Natural history of portal cavernoma cholangiopathy
- PMID: 25755597
- PMCID: PMC4244826
- DOI: 10.1016/j.jceh.2013.08.003
Natural history of portal cavernoma cholangiopathy
Abstract
The natural history of portal cavernoma cholangiopathy (PCC) is poorly defined and poorly understood. It develops early after acute portal vein thrombosis (PVT) if there is failure of recanalization. In PCC, the likelihood of progression of biliary abnormalities after 1 year is extremely low.
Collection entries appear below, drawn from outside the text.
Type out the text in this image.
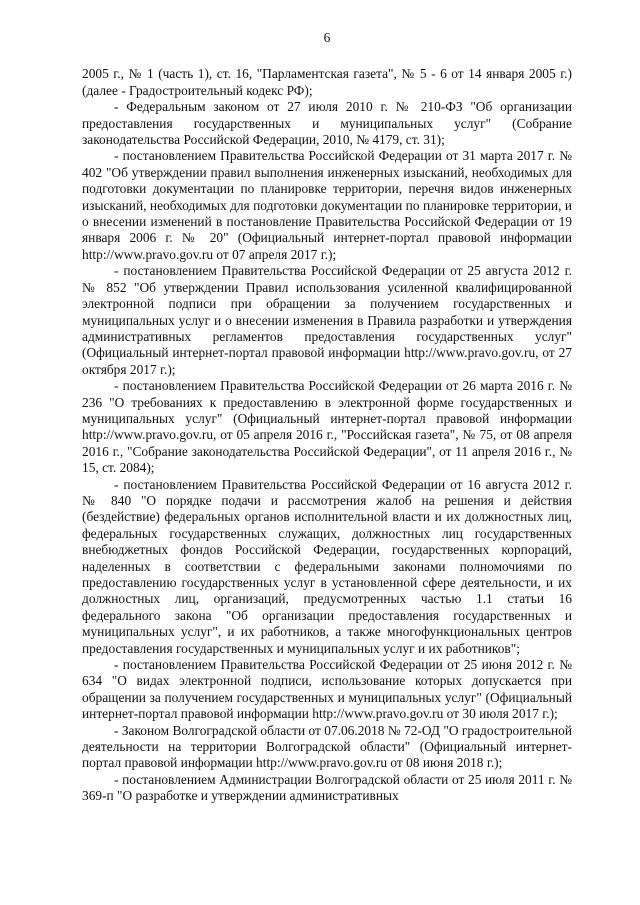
6

2005 г., № 1 (часть 1), ст. 16, "Парламентская газета", № 5 - 6 от 14 января 2005 г.) (далее - Градостроительный кодекс РФ);

- Федеральным законом от 27 июля 2010 г. № 210-ФЗ "Об организации предоставления государственных и муниципальных услуг" (Собрание законодательства Российской Федерации, 2010, № 4179, ст. 31);

- постановлением Правительства Российской Федерации от 31 марта 2017 г. № 402 "Об утверждении правил выполнения инженерных изысканий, необходимых для подготовки документации по планировке территории, перечня видов инженерных изысканий, необходимых для подготовки документации по планировке территории, и о внесении изменений в постановление Правительства Российской Федерации от 19 января 2006 г. № 20" (Официальный интернет-портал правовой информации http://www.pravo.gov.ru от 07 апреля 2017 г.);

- постановлением Правительства Российской Федерации от 25 августа 2012 г. № 852 "Об утверждении Правил использования усиленной квалифицированной электронной подписи при обращении за получением государственных и муниципальных услуг и о внесении изменения в Правила разработки и утверждения административных регламентов предоставления государственных услуг" (Официальный интернет-портал правовой информации http://www.pravo.gov.ru, от 27 октября 2017 г.);

- постановлением Правительства Российской Федерации от 26 марта 2016 г. № 236 "О требованиях к предоставлению в электронной форме государственных и муниципальных услуг" (Официальный интернет-портал правовой информации http://www.pravo.gov.ru, от 05 апреля 2016 г., "Российская газета", № 75, от 08 апреля 2016 г., "Собрание законодательства Российской Федерации", от 11 апреля 2016 г., № 15, ст. 2084);

- постановлением Правительства Российской Федерации от 16 августа 2012 г. № 840 "О порядке подачи и рассмотрения жалоб на решения и действия (бездействие) федеральных органов исполнительной власти и их должностных лиц, федеральных государственных служащих, должностных лиц государственных внебюджетных фондов Российской Федерации, государственных корпораций, наделенных в соответствии с федеральными законами полномочиями по предоставлению государственных услуг в установленной сфере деятельности, и их должностных лиц, организаций, предусмотренных частью 1.1 статьи 16 федерального закона "Об организации предоставления государственных и муниципальных услуг", и их работников, а также многофункциональных центров предоставления государственных и муниципальных услуг и их работников";

- постановлением Правительства Российской Федерации от 25 июня 2012 г. № 634 "О видах электронной подписи, использование которых допускается при обращении за получением государственных и муниципальных услуг" (Официальный интернет-портал правовой информации http://www.pravo.gov.ru от 30 июля 2017 г.);

- Законом Волгоградской области от 07.06.2018 № 72-ОД "О градостроительной деятельности на территории Волгоградской области" (Официальный интернет-портал правовой информации http://www.pravo.gov.ru от 08 июня 2018 г.);

- постановлением Администрации Волгоградской области от 25 июля 2011 г. № 369-п "О разработке и утверждении административных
The natural history of PCC is conveniently divided into asymptomatic and symptomatic stages. The majority of patients with PCC are asymptomatic and are detected incidentally on imaging. Limited data suggest that asymptomatic PCC is static or only slowly progressive in the initial stages. However, most workers agree that, overall, PCC is a slowly progressive disease. Symptomatic PCC represents a late stage in its natural history. Finding strictures with dilatation at cholangiography is associated with a higher risk of developing symptoms of PCC. Onset of symptoms is often precipitated by the development of biliary sludge or calculi and treating calculi usually relieves symptoms for prolonged periods of time. Clinical presentations include biliary pain, obstructive jaundice, acute cholangitis, acute cholecystitis, or other presentations of gallstone disease. Progressive liver dysfunction and secondary biliary cirrhosis can develop in a minority of patients.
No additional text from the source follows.